Знаю, что ты скажешь: может быть, это что-нибудь чисто физиологическое? Ну, а я разве стану доказывать? И ведь и не скажу никому, кроме тебя.

Знаю только, что если когда поцелуешь тебя — ясность и сила, источник какой-то чувствуешь, „энергию“ чистую от тебя, то может быть несравненно сильнейшее ощущение, что Кто-то принимает и милосердно смотрит. Это может быть несколько раз в жизни. Написал не к тому, чтобы придавал значение, но если говорят об „утешении“ схимники и схимницы, мы не ждем его. Мы не ждем, но вот приходит. И если бы пришло в затворе, в тюрьме, то можно вынести что угодно. И если сомневаться — не прелесть ли, то, во-первых, ты знаешь, что не ищем мы ничего, а во-вторых, если уверен я в твоем существовании, то ведь не по внешнему образу — так мы и всех людей видим — а по зрению души твоей. Вот и это так, только тут, страшно сказать, Матерь Божья.

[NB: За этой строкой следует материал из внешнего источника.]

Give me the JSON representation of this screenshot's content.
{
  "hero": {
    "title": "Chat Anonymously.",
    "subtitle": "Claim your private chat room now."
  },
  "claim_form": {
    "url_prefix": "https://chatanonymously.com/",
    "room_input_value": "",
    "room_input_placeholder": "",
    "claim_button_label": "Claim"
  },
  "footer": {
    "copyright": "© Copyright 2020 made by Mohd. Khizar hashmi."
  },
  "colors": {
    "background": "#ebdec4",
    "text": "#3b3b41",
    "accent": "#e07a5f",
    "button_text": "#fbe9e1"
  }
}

Это так, не придавай значения. В жизни суетной все туманится и забывается.

Листок кончается, и писать кончу. Господь да хранит тебя.

Как наивно было это слово: „любовь есть радость о бытии другого“. Она будет такой в Царстве Небесном. А в этом мире два совершенно противоположных (да еще как противоположных — не как человеческие верх и низ, а как небесный свод и подземные глубины вод) чувства объемлются этим словом: „радость о бытии другого и скорбь от опасения небытия, похищающего друга“».

Так кончается это без подписи письмо. В жизни суетной все туманится и забывается. Да, все забывается, но остается слово. Слово — это вечная память. Вечная память — это бессмертие.


Олег уезжал на Кавказ с того самого вокзала, с которого я провожала Николая Николаевича. Поезд трогается. Олег стоит на площадке и держится за поручни, высокий, ни на кого в мире не похожий. Его провожает в этот раз много народа. Глаза Олега обращены ко мне, но этого, вероятно, никто не замечает. Все машут ему, все радостно оживлены. Ни для кого ничего не случилось, только для нас двоих. Поезд исчезает в темноте. Я остаюсь одна и вспоминаю его слова: «Как бы я мог тебя унизить своим желанием? Вовлечь тебя в слепой принудительный акт природы? Носить, рожать? Один страх за тебя…» Я это еще с тех пор понимала, как мне показали карточку моих теток, умерших родами: в природе скрыто неблагополучие — какое? Я была создана для любви — иного не было у меня дарования. В мире людей любовь разделилась на тело и дух. И я стала, подобно многим, жертвой этого разделения… Просто сказано об этом в Евангелии: «Женщина, которая рождает, терпит скорбь. Потому что пришел час ее. Но когда родит младенца, уже не помнит скорби от радости, потому что родился человек в мир»{186}.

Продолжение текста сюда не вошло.